C’est une horreur que trop de gens peinent encore à qualifier de « génocide ». Il y a plus d’un an, l’État israélien entamait une campagne de bombardements sur Gaza. L’attaque se voulait une réponse au massacre épouvantable de civil·es commis par le Hamas les 7 et 8 octobre 2024 sur différents lieux du territoire israélien, accompagné très probablement de violences sexuelles, ainsi que de la prise en otage de 251 personnes.
Il importe de s’alarmer que ces bombardements visant la population civile de Gaza non seulement se produisent, mais perdurent et se banalisent en dépit des protestations incessantes de l’ONU et des appels à la retenue, le plus souvent inaudibles, de certain·es dirigeant·es des pays occidentaux. Depuis plus d’un an, des enfants meurent à Gaza : ils seraient au moins 11 000. Des journalistes meurent à Gaza : ils seraient au moins 140. La destruction des villes – au point que le terme d’« urbicide » y prend tout son sens –, des institutions et des liens sociaux, l’annihilation de la plus élémentaire idée d’humanité y sont telles, que le chiffrage exact des dégâts humains et matériels prendra certainement des années.
À l’heure où nous écrivons ces lignes, le Moyen-Orient plonge dans un chaos, dont personne ne sait où il mènera. Et, à l’approche d’un nouvel hiver, le martyr de Gaza continue dans le silence. C’est la poursuite d’un tel scandale qui nous a amenées à donner la parole à Rima Hassan et Médine. Députée européenne La France insoumise depuis juin 2024, Rima Hassan est l’un·e des porte-voix les plus visibles de la défense des droits des Palestinien·nes. Figure singulière de la scène rap, Médine est également militant antiraciste. L’une et l’autre ont été accusé·es d’antisémitisme : nous les avons interrogé·es sur le sujet en refusant la moindre complaisance.
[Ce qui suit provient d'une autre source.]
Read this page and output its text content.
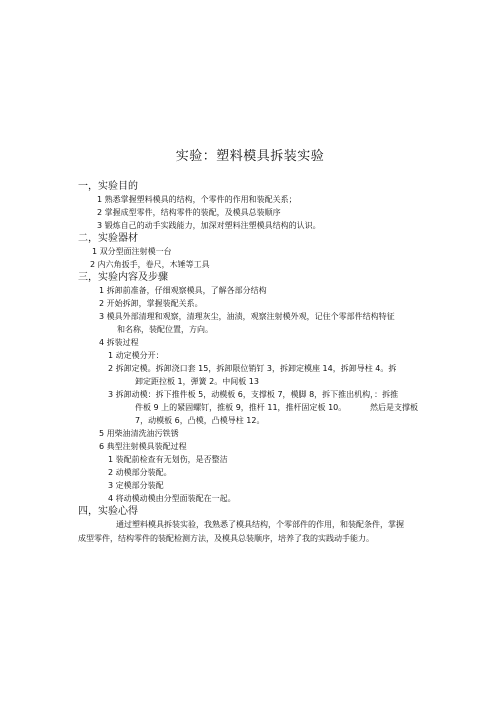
实验：塑料模具拆装实验
一，实验目的
1 熟悉掌握塑料模具的结构，个零件的作用和装配关系；
2 掌握成型零件，结构零件的装配，及模具总装顺序
3 锻炼自己的动手实践能力，加深对塑料注塑模具结构的认识。
二，实验器材
1 双分型面注射模一台
2 内六角扳手，卷尺，木锤等工具
三，实验内容及步骤
1 拆卸前准备，仔细观察模具，了解各部分结构
2 开始拆卸，掌握装配关系。
3 模具外部清理和观察，清理灰尘，油渍，观察注射模外观，记住个零部件结构特征
和名称，装配位置，方向。
4 拆装过程
1 动定模分开：
2 拆卸定模。拆卸浇口套 15，拆卸限位销钉 3，拆卸定模座 14，拆卸导柱 4。拆
卸定距拉板 1，弹簧 2。中间板 13
3 拆卸动模：拆下推件板 5，动模板 6，支撑板 7，模脚 8，拆下推出机构，：拆推
件板 9 上的紧固螺钉，推板 9，推杆 11，推杆固定板 10。	然后是支撑板
7，动模板 6，凸模，凸模导柱 12。
5 用柴油清洗油污铁锈
6 典型注射模具装配过程
1 装配前检查有无划伤，是否整洁
2 动模部分装配。
3 定模部分装配
4 将动模动模由分型面装配在一起。
四，实验心得
通过塑料模具拆装实验，我熟悉了模具结构，个零部件的作用，和装配条件，掌握
成型零件，结构零件的装配检测方法，及模具总装顺序，培养了我的实践动手能力。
Les deux font l’expérience de la violence spécifique réservée aux minorités non blanches ; les voilà en première ligne face au phénomène d’extrême-droitisation de la scène politique et médiatique française qui vient de connaître une nouvelle épiphanie avec la nomination d’un gouvernement plus raciste et réactionnaire que jamais.
Une dizaine de ministres du nouvel exécutif nommé fin septembre 2024 se sont distingué·es pour leurs prises de position contre le mariage pour tous·tes, la procréation médicale assistée, l’interruption médicale de grossesse ou les transitions de genre chez les mineur·es. Au point que dès sa première intervention télévisée, Michel Barnier a dû rassurer et promettre qu’il ne reviendrait pas en arrière, notamment sur l’avortement. « Le fait qu’Emmanuel Macron ait choisi un Premier ministre de droite ne doit pas nous décourager, parce que nous, on a pris nos responsabilités et on a vu que ça pouvait avoir des effets », rappelait notre chroniqueuse Goundo Diawara lors de la soirée de lancement, en septembre dernier, du numéro spécial de La Déferlante consacré aux luttes féministes contre les extrêmes droites.
Des femmes noires et asiatiques prennent aussi la parole dans ce numéro pour tenter de défaire le silence qui entoure les violences sexistes et sexuelles commises contre les femmes racisées dans le milieu de la culture. Si le #MeToo des actrices blanches fait sentir ses effets, les artistes minorisées peinent encore à se faire entendre.
Caisse de résonance des combats féministes et antiracistes, La Déferlante se veut plus que jamais, en cette fin d’année 2024, un espace pour défaire les silences qui recouvrent les oppressions systémiques.